When the student turns 18, however, or enters postsecondary school at any age, their academic record becomes solely their own, regardless of who pays the tuition. Colleges and universities have their own FERPA release forms available to students.
A Power of Attorney can include special authorizations to allow schools to release education records to parents and make education-related decisions.
Health Care Decisions
In Connecticut, a Designation of Health Care Representative appoints an individual to make health care decisions on their behalf should the child become unable to communicate their own medical wishes for their care.
If an adult child has not executed a Designation of Health Care Representative, parents could face the costly and time-consuming legal process of securing conservatorship or guardianship rights in court.
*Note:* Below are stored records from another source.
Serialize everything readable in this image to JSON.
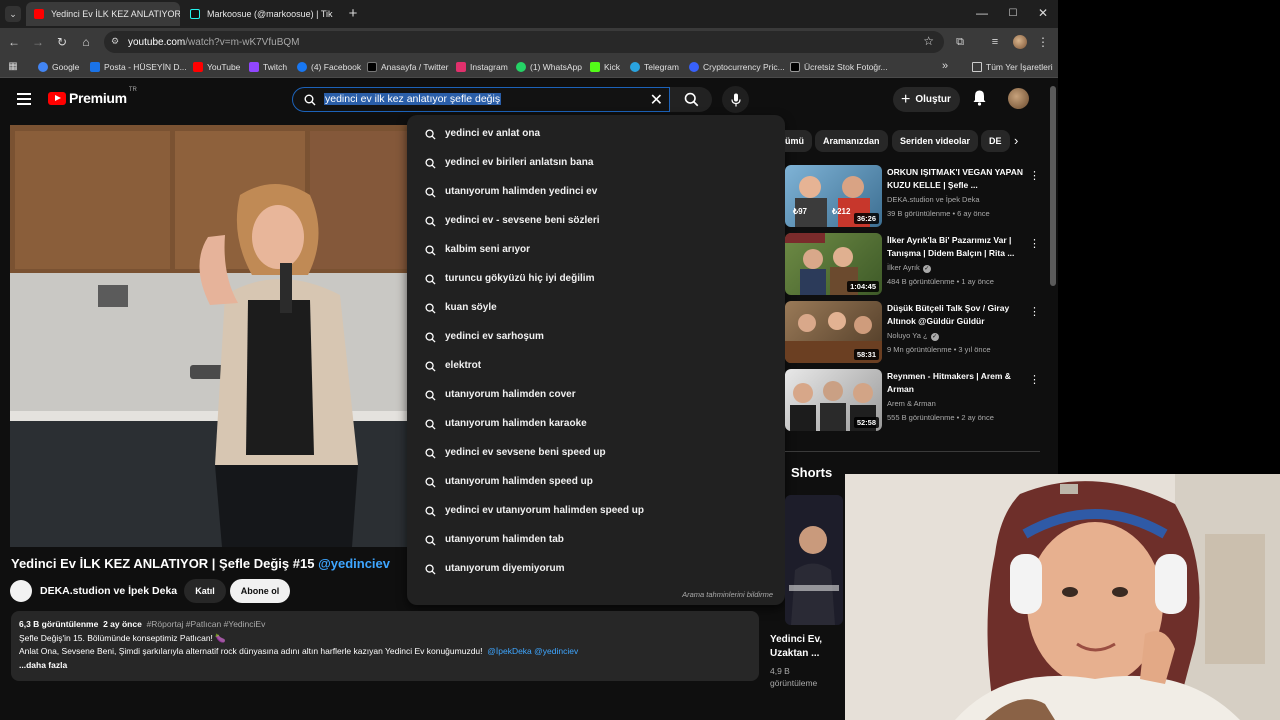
{
  "browser": {
    "tabs": [
      {
        "title": "Yedinci Ev İLK KEZ ANLATIYOR |",
        "active": true
      },
      {
        "title": "Markoosue (@markoosue) | Tik",
        "active": false
      }
    ],
    "url_host": "youtube.com",
    "url_path": "/watch?v=m-wK7VfuBQM",
    "bookmarks": [
      {
        "label": "Google",
        "color": "#4285f4"
      },
      {
        "label": "Posta - HÜSEYİN D...",
        "color": "#1a73e8"
      },
      {
        "label": "YouTube",
        "color": "#ff0000"
      },
      {
        "label": "Twitch",
        "color": "#9146ff"
      },
      {
        "label": "(4) Facebook",
        "color": "#1877f2"
      },
      {
        "label": "Anasayfa / Twitter",
        "color": "#000000"
      },
      {
        "label": "Instagram",
        "color": "#e1306c"
      },
      {
        "label": "(1) WhatsApp",
        "color": "#25d366"
      },
      {
        "label": "Kick",
        "color": "#53fc18"
      },
      {
        "label": "Telegram",
        "color": "#2aa3df"
      },
      {
        "label": "Cryptocurrency Pric...",
        "color": "#3861fb"
      },
      {
        "label": "Ücretsiz Stok Fotoğr...",
        "color": "#000000"
      }
    ],
    "all_bookmarks": "Tüm Yer İşaretleri"
  },
  "youtube": {
    "logo_text": "Premium",
    "logo_region": "TR",
    "search_value": "yedinci ev ilk kez anlatıyor şefle değiş",
    "create_label": "Oluştur",
    "suggestions": [
      "yedinci ev anlat ona",
      "yedinci ev birileri anlatsın bana",
      "utanıyorum halimden yedinci ev",
      "yedinci ev - sevsene beni sözleri",
      "kalbim seni arıyor",
      "turuncu gökyüzü hiç iyi değilim",
      "kuan söyle",
      "yedinci ev sarhoşum",
      "elektrot",
      "utanıyorum halimden cover",
      "utanıyorum halimden karaoke",
      "yedinci ev sevsene beni speed up",
      "utanıyorum halimden speed up",
      "yedinci ev utanıyorum halimden speed up",
      "utanıyorum halimden tab",
      "utanıyorum diyemiyorum"
    ],
    "suggest_footer": "Arama tahminlerini bildirme",
    "video": {
      "title": "Yedinci Ev İLK KEZ ANLATIYOR | Şefle Değiş #15",
      "title_handle": "@yedinciev",
      "channel": "DEKA.studion ve İpek Deka",
      "join_label": "Katıl",
      "subscribe_label": "Abone ol",
      "views": "6,3 B görüntülenme",
      "age": "2 ay önce",
      "tags": "#Röportaj #Patlıcan #YedinciEv",
      "desc_line1": "Şefle Değiş'in 15. Bölümünde konseptimiz Patlıcan! 🍆",
      "desc_line2": "Anlat Ona, Sevsene Beni, Şimdi şarkılarıyla alternatif rock dünyasına adını altın harflerle kazıyan Yedinci Ev konuğumuzdu!",
      "desc_mentions": "@İpekDeka @yedinciev",
      "more_label": "...daha fazla"
    },
    "chips": [
      "ümü",
      "Aramanızdan",
      "Seriden videolar",
      "DE"
    ],
    "recommendations": [
      {
        "title": "ORKUN IŞITMAK'I VEGAN YAPAN KUZU KELLE | Şefle ...",
        "channel": "DEKA.studion ve İpek Deka",
        "verified": false,
        "meta": "39 B görüntülenme • 6 ay önce",
        "duration": "36:26",
        "tint": "#6aa3c8"
      },
      {
        "title": "İlker Ayrık'la Bi' Pazarımız Var | Tanışma | Didem Balçın | Rita ...",
        "channel": "İlker Ayrık",
        "verified": true,
        "meta": "484 B görüntülenme • 1 ay önce",
        "duration": "1:04:45",
        "tint": "#5c7a3a"
      },
      {
        "title": "Düşük Bütçeli Talk Şov / Giray Altınok @Güldür Güldür",
        "channel": "Noluyo Ya ¿",
        "verified": true,
        "meta": "9 Mn görüntülenme • 3 yıl önce",
        "duration": "58:31",
        "tint": "#8a6a4a"
      },
      {
        "title": "Reynmen - Hitmakers | Arem & Arman",
        "channel": "Arem & Arman",
        "verified": false,
        "meta": "555 B görüntülenme • 2 ay önce",
        "duration": "52:58",
        "tint": "#dcdcdc"
      }
    ],
    "shorts": {
      "heading": "Shorts",
      "title_line1": "Yedinci Ev,",
      "title_line2": "Uzaktan ...",
      "meta_line1": "4,9 B",
      "meta_line2": "görüntüleme"
    }
  }
}
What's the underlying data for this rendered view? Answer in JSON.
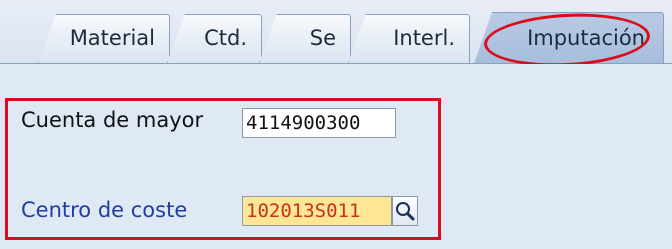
{
  "tabs": [
    {
      "label": "Material",
      "active": false
    },
    {
      "label": "Ctd.",
      "active": false
    },
    {
      "label": "Se",
      "active": false
    },
    {
      "label": "Interl.",
      "active": false
    },
    {
      "label": "Imputación",
      "active": true
    }
  ],
  "form": {
    "cuenta_label": "Cuenta de mayor",
    "cuenta_value": "4114900300",
    "centro_label": "Centro de coste",
    "centro_value": "102013S011"
  },
  "colors": {
    "highlight_annotation": "#d90d1c",
    "required_field_bg": "#fde795",
    "label_link": "#1f3f9e"
  },
  "icons": {
    "search_help": "magnifier-icon"
  }
}
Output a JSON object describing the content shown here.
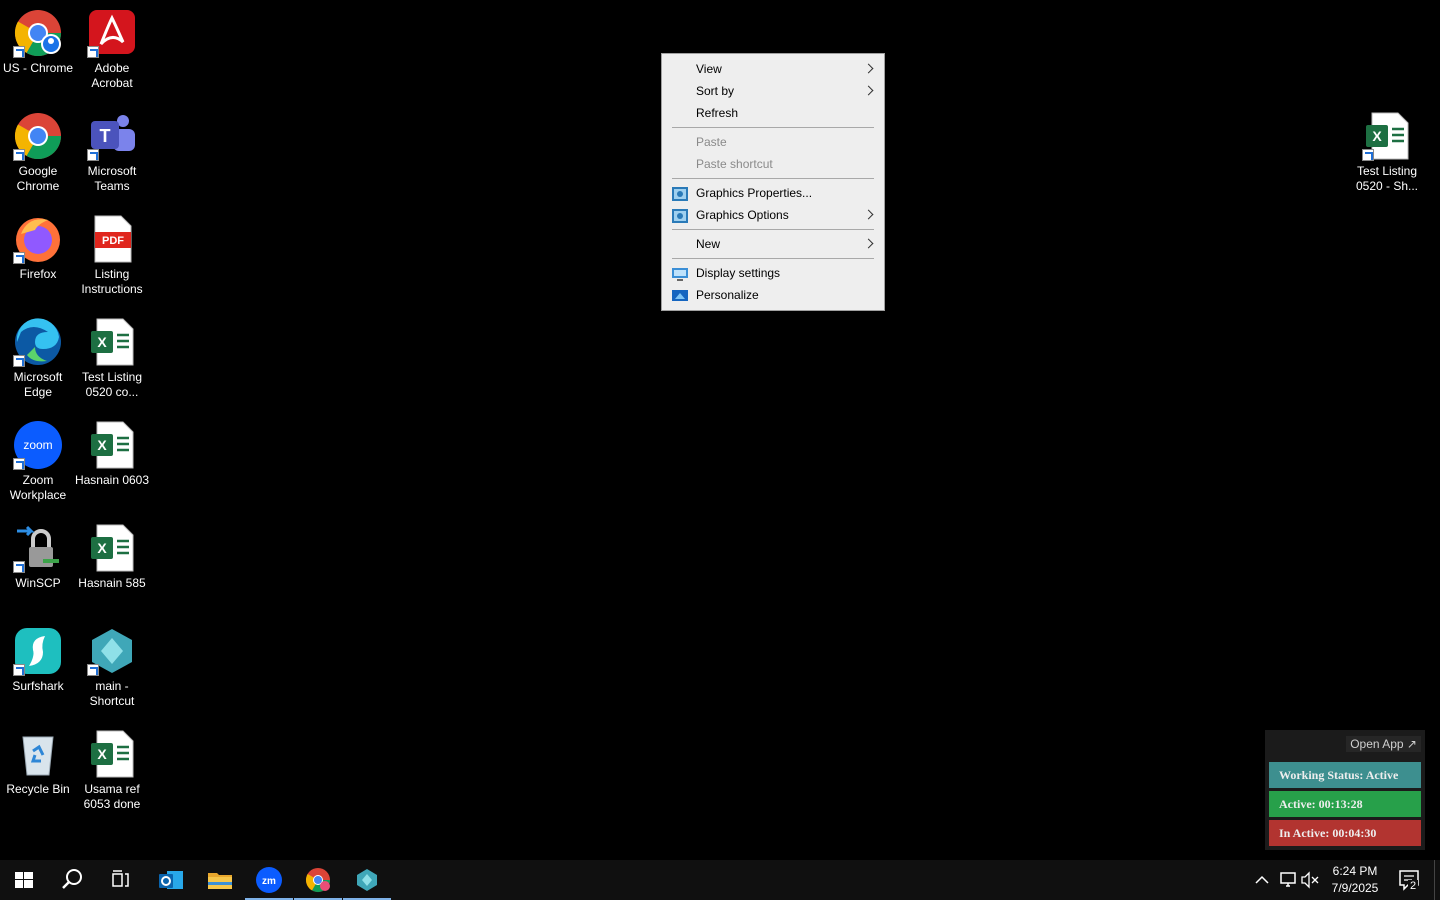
{
  "desktop": {
    "icons": [
      {
        "label": "US - Chrome",
        "icon": "chrome-profile-icon"
      },
      {
        "label": "Adobe\nAcrobat",
        "icon": "acrobat-icon"
      },
      {
        "label": "Google\nChrome",
        "icon": "chrome-icon"
      },
      {
        "label": "Microsoft\nTeams",
        "icon": "teams-icon"
      },
      {
        "label": "Firefox",
        "icon": "firefox-icon"
      },
      {
        "label": "Listing\nInstructions",
        "icon": "pdf-icon"
      },
      {
        "label": "Microsoft\nEdge",
        "icon": "edge-icon"
      },
      {
        "label": "Test Listing\n0520 co...",
        "icon": "excel-icon"
      },
      {
        "label": "Zoom\nWorkplace",
        "icon": "zoom-icon"
      },
      {
        "label": "Hasnain 0603",
        "icon": "excel-icon"
      },
      {
        "label": "WinSCP",
        "icon": "winscp-icon"
      },
      {
        "label": "Hasnain 585",
        "icon": "excel-icon"
      },
      {
        "label": "Surfshark",
        "icon": "surfshark-icon"
      },
      {
        "label": "main -\nShortcut",
        "icon": "app-shortcut-icon"
      },
      {
        "label": "Recycle Bin",
        "icon": "recycle-bin-icon"
      },
      {
        "label": "Usama ref\n6053 done",
        "icon": "excel-icon"
      },
      {
        "label": "Test Listing\n0520 - Sh...",
        "icon": "excel-icon"
      }
    ]
  },
  "context_menu": {
    "view": "View",
    "sort_by": "Sort by",
    "refresh": "Refresh",
    "paste": "Paste",
    "paste_shortcut": "Paste shortcut",
    "graphics_properties": "Graphics Properties...",
    "graphics_options": "Graphics Options",
    "new": "New",
    "display_settings": "Display settings",
    "personalize": "Personalize"
  },
  "widget": {
    "open_app": "Open App ↗",
    "working_status": "Working Status: Active",
    "active": "Active: 00:13:28",
    "inactive": "In Active: 00:04:30",
    "colors": {
      "status": "#3d8f8f",
      "active": "#27a04a",
      "inactive": "#b23430"
    }
  },
  "taskbar": {
    "time": "6:24 PM",
    "date": "7/9/2025",
    "notification_count": "2",
    "apps": [
      "start-icon",
      "search-icon",
      "task-view-icon",
      "outlook-icon",
      "file-explorer-icon",
      "zoom-icon",
      "chrome-icon",
      "app-shortcut-icon"
    ]
  }
}
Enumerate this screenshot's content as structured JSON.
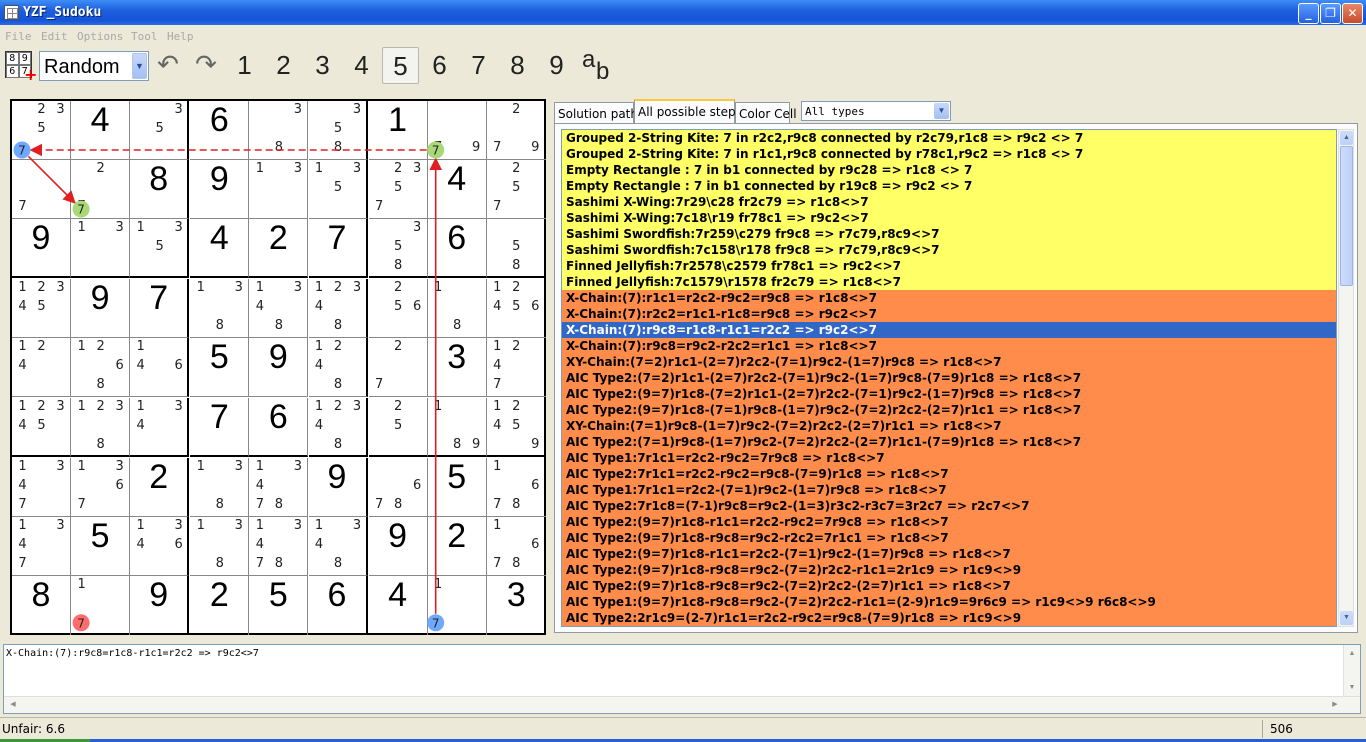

Conservatorships and guardianships are supervised by the court and have annual reporting requirements on the physical, mental and financial status of the ward.
HIPAA
After your child reaches the age of majority at 18, the privacy of their personal health information is also protected under the Health Insurance Portability and Accountability Act, known as HIPAA. Health care providers are not legally permitted to disclose a patient's medical record or even discuss their health status or treatment recommendations with anyone.
To grant their parents or another trusted adult access to their records and permission to speak with their health care providers, your adult child must sign a HIPAA medical information release form and name the individuals to whom they grant access.
Living Will
A Living Will, sometimes called an Advance Directive, specifies personal choices about life-extending medical treatment in the event that a person is facing a terminal illness or end-of-life care. It's never easy to contemplate, but it is an essential part of every adult's estate plan. In Connecticut, a Living Will can authorize the administration of pain medication and the withholding of certain life-support treatments. These documents do not apply to acute-care medical needs, only to end-of-life care.